紅拂女似乎剛被秦風吵醒了,翻身從床上打了一個哈欠後站起來。
“賤男,我都睡一覺了,你怎麼才回來?看你滿身酒味,喝得挺醉的,如果遇到偷襲,剛才你可能就會危險了。”
紅拂女走到門口秦風麵前,上下打了秦風一眼,然後伸手捂了一下鼻子說道。
“如果剛才躺在床上的不是你,那麼現在那個偷襲我的人,現在早就命喪床上了。”秦風開口回了一句。
“果然還是你,賤男,說話還是這麼喜歡吹牛,我餓了,你這裡有沒有東西吃?”
紅拂女的美目斜了一眼秦風,然後朝著外麵走出去,在客廳內開始翻箱倒櫃起來。
“前麵茶幾那邊,還有一些點心,你自己可以泡茶來喝。”秦風抬手,指著對麵一張茶幾,對紅拂女說道。
點心和茶水都是龍鳳山莊的人準備的,不過秦風除了喝茶外,點心沒有動過。
紅拂女順著秦風手指的方向走過去,果然看到那裡放著幾盤點心。
然後,紅拂女一手抓一塊點心放在嘴裡,又伸手過去倒了一杯茶,一邊吃著點心一邊喝著茶,看起來有些狼吞虎咽。
“你在我這裡等了多久?都餓成這樣了。”秦風走過去看了一眼紅拂女道。
“也沒多久,我下午就過來了,不過黑市交易大廳那邊,你們正在打擂台賽,所以我到你住處這邊休息了一下,沒想到就睡著了,這不一覺醒來,我肚子都餓了。”

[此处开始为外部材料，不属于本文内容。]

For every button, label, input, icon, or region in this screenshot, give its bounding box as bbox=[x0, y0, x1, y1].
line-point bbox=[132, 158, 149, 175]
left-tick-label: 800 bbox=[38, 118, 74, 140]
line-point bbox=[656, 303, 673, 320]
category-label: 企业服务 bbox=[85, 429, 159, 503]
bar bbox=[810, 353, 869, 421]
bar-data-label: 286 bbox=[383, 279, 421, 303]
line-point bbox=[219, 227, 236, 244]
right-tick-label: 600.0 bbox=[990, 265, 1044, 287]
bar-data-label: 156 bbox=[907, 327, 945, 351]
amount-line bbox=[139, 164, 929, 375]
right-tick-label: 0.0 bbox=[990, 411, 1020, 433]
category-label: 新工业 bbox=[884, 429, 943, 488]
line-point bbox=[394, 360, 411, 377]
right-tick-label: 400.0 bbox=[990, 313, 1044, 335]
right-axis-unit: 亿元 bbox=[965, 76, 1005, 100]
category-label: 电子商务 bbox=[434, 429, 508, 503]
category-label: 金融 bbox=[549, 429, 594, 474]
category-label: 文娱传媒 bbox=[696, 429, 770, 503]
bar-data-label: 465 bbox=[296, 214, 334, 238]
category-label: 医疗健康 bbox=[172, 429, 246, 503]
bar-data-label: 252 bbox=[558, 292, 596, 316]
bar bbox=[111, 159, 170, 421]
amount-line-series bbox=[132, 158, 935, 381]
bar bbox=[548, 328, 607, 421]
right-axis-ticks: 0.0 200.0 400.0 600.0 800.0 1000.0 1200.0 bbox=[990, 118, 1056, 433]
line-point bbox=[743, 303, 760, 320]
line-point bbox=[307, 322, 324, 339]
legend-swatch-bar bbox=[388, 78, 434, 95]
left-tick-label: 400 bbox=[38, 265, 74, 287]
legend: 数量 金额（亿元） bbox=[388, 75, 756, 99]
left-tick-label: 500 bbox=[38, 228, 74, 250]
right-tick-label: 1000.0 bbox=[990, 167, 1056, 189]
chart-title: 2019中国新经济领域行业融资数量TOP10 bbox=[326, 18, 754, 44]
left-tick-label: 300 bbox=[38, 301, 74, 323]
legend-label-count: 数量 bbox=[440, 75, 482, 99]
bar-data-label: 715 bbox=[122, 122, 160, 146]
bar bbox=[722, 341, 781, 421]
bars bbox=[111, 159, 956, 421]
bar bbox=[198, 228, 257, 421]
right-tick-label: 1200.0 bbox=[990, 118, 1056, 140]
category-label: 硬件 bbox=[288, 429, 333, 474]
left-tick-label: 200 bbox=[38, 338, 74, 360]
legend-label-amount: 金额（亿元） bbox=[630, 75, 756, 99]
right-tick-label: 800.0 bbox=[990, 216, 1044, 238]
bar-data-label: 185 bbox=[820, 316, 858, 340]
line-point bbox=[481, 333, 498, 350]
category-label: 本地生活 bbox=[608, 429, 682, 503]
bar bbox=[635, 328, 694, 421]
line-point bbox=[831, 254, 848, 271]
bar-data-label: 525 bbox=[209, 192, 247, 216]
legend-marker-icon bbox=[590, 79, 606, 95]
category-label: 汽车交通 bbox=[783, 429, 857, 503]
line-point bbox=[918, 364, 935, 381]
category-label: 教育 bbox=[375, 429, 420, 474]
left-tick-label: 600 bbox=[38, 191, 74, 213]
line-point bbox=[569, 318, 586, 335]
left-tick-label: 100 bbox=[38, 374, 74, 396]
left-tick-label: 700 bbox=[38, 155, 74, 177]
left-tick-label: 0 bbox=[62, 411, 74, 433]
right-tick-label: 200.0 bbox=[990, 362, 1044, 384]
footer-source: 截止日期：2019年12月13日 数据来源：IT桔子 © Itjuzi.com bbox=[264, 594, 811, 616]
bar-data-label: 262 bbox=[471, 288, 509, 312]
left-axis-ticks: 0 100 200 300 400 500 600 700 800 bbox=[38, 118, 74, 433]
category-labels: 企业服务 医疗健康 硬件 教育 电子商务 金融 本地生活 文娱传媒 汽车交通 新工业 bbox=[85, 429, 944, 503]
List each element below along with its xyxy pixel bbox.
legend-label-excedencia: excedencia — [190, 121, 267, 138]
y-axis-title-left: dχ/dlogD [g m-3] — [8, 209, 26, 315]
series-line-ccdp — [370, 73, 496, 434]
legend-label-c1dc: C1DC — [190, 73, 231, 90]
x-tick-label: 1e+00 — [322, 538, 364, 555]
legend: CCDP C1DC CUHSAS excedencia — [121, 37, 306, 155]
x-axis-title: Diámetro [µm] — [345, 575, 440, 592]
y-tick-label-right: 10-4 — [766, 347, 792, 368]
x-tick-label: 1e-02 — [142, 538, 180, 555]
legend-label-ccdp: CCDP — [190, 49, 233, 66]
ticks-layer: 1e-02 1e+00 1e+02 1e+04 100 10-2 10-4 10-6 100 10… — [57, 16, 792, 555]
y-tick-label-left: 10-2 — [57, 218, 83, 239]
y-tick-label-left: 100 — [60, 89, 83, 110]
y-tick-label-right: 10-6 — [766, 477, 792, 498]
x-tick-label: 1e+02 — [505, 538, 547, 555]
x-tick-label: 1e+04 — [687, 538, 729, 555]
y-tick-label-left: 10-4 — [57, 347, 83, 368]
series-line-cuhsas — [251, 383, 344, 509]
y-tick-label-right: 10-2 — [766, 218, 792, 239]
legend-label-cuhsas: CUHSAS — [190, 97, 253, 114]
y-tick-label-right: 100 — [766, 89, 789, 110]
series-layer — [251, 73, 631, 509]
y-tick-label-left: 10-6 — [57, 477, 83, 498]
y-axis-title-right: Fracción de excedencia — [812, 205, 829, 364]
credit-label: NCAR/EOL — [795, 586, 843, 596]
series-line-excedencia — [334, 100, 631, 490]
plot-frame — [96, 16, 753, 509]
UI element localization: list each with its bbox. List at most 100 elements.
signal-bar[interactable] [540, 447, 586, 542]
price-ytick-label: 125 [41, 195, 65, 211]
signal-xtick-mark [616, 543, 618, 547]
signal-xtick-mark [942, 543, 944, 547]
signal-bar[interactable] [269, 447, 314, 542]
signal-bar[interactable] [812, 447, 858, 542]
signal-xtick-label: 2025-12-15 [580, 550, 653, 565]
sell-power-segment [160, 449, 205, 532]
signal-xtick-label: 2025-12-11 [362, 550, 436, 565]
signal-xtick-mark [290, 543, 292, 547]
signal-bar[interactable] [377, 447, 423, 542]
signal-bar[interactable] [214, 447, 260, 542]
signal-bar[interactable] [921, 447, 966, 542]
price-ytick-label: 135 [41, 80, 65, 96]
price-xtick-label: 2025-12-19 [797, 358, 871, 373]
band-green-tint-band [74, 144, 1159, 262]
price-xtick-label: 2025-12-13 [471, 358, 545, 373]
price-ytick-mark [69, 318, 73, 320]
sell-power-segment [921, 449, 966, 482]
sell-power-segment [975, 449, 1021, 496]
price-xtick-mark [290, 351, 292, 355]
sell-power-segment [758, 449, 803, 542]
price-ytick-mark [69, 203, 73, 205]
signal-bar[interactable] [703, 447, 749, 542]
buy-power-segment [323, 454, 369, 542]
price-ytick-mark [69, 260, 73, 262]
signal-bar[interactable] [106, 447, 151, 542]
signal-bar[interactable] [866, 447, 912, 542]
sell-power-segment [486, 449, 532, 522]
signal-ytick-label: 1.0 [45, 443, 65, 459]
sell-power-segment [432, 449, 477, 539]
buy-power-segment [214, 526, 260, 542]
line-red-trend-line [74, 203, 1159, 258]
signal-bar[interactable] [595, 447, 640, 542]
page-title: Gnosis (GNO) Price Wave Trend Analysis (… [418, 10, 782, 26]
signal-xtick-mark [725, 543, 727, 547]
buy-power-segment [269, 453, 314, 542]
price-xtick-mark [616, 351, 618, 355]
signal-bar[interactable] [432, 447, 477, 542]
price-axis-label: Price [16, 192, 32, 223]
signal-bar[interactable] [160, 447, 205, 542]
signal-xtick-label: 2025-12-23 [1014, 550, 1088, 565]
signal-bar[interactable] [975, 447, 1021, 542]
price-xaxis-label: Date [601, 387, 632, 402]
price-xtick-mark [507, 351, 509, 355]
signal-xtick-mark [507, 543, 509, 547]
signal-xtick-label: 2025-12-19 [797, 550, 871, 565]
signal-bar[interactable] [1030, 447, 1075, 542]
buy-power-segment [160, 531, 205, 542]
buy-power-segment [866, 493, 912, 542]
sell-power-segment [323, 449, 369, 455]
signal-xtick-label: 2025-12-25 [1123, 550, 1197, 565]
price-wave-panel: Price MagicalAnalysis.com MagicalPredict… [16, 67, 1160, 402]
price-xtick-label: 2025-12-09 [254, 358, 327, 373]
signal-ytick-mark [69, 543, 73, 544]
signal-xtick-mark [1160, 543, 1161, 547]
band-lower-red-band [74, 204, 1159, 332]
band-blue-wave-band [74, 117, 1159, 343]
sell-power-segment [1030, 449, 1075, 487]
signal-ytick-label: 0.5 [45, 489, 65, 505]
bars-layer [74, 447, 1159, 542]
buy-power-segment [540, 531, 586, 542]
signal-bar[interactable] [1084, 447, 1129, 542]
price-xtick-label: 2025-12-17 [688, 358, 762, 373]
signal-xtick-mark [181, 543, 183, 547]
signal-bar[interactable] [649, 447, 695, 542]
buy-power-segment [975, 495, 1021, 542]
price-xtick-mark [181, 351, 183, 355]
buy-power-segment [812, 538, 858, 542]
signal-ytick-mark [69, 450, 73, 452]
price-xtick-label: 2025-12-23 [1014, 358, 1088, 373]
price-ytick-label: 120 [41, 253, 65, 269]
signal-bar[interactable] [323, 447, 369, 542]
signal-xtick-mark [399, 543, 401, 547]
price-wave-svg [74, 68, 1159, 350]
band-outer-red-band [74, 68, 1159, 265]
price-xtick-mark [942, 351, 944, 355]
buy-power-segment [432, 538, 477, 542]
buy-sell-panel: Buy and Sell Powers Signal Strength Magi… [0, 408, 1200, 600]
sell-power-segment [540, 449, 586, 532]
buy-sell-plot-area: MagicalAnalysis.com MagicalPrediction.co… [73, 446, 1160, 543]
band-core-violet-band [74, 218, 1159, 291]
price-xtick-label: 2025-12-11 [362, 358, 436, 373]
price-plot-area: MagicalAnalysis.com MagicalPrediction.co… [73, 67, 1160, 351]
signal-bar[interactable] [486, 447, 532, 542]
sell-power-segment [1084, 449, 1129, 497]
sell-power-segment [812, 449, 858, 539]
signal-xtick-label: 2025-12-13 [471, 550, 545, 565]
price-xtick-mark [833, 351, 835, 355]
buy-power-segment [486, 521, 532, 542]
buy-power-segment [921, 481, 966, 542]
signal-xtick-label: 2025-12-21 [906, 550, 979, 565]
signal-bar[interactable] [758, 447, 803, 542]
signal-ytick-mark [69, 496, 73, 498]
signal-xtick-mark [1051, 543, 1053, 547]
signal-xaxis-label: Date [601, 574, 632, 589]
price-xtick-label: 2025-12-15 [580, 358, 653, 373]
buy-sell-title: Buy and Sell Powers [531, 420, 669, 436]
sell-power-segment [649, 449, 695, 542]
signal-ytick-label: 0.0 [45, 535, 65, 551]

紅拂女一口氣吃了五六塊點心,這才放慢動作,跟秦風開口說道。
秦風走在旁邊一張椅子坐了下來,壓了一下衝上腦袋的酒勁,對紅拂女問道,“你來這裡找我,是睡覺吃點心,還是有什麼事?”
“賤男,沒想到你武道修為精進這麼神速,連齊昆侖都不是你的對手,如今擂台賽都被你打贏了,你怎麼還留在龍鳳山莊,難不成你想要徹底牽扯進天歃王和冀城顏家之間的明爭暗鬥?”
紅拂女沒有回答秦風的話,而是反問了秦風一聲。
“你這話是什麼意思?天歃王和冀城顏家的事,不是最後以擂台方式結束了嗎,接下來這三天是天歃王接收冀州地盤的時間,我留下來想要看看不行嗎?”秦風道。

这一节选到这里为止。